Hina Gode da dilia gasa bagade Gaga: su Dunu. Ea hou huluane ganodini da noga: idafa amola moloidafa fawane ba: sa. E da yolesimu hame dawa: E da dafawanedafa hou hamosa. E da moloidafa fawane hamosa.
5 Hij heeft het tegen Hem verdorven; het zijn Zijn kinderen niet; de schandvlek is hun; het is een verkeerd en verdraaid geslacht.
Be dilia da moloi hou hame dawa: Dilia amo hou hedolo fisisa. Dilia da wadela: i amola ogogosu bagade dawa: Dilia da Ea fi dunu esalumu defele hame agoai ba: sa.
6 Zult gij dit den HEERE vergelden, gij, dwaas en onwijs volk! Is Hij niet uw Vader, Die u verkregen, Die u gemaakt en u bevestigd heeft?
Dilia gagaoui amola asigi dawa: su hame fi! Dilia Hina Godema agoane hamomu da defeala: ? Hame mabu! Bai E da dilia Ada, dili Hahamosu Dunu. Ea hamobeba: le, dilia da fi gasa bagade hamoi.
7 Gedenk aan de dagen van ouds; merk op de jaren van elk geslacht; vraag uw vader, die zal het u bekend maken, uw ouden, en zij zullen het u zeggen.
Musa: hemone eso bu dawa: ma! Musa: hou hamoi amo dilia ada ilima adole ba: ma! Musa: hemonega hou ba: i amo dawa: ma: ne, dilia da: i hamoi dunuma adole ba: ma!
8 Toen de Allerhoogste aan de volken de erfenis uitdeelde, toen Hij Adams kinderen vaneen scheidde, heeft Hij de landpalen der volken gesteld naar het getal der kinderen Israels.
Hina Gode Gasa Bagade da fifi asi gala ilia soge olei ilegei dagoi. E da dunu fi esaloma: ne ilia soge ilegei. E da Isala: ili ea mano ilia idi defele amo soge huluane ilegei.
9 Want des HEEREN deel is Zijn volk, Jakob is het snoer Zijner erve.
Be Ya: igobe egaga fi, E da Ea fidafa hamoma: ne ilegei.

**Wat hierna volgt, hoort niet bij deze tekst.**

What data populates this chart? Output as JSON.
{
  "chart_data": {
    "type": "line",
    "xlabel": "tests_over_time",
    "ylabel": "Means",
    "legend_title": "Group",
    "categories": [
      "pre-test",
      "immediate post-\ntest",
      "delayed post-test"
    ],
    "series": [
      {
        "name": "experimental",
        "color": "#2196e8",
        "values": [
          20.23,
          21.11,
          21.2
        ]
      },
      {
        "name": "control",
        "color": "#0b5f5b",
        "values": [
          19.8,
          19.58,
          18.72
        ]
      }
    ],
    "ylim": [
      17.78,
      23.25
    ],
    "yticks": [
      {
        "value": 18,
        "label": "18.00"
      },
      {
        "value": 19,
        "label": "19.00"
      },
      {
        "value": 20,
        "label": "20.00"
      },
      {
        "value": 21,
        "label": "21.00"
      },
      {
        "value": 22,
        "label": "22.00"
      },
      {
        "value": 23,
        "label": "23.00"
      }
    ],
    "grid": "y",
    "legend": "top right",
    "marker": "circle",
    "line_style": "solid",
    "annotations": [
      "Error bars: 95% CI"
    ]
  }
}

10 Hij vond hem in een land der woestijn, en in een woeste huilende wildernis; Hij voerde hem rondom, Hij onderwees hem, Hij bewaarde hem als Zijn oogappel.
E da Ya: igobe ea fi amo hafoga: i amola ha: i manu hame soge amo ganodini hogole ba: i. Amo soge da wadela: idafa, foga fai dagoi. E da amo fi Ea si amoga ouligisu hou defele, ili noga: le gaga: i amola ouligi.
11 Gelijk een arend zijn nest opwekt, over zijn jongen zweeft, zijn vleugelen uitbreidt, ze neemt en ze draagt op zijn vlerken;
Buhiba da ea sio bibi dusa: le fasisia amola ea mano gadodili fananea amola ea ougia amo mano da: ma: ne wa: sa, ea mano gaguli ahoa,
12 Zo leidde hem de HEERE alleen, en er was geen vreemd god met hem.
amo defele Hina Gode Hisu da Ea fi bisili oule asi. Ga fi dunu ilia ogogosu ‘gode’ liligi da ilima hame sigi asi.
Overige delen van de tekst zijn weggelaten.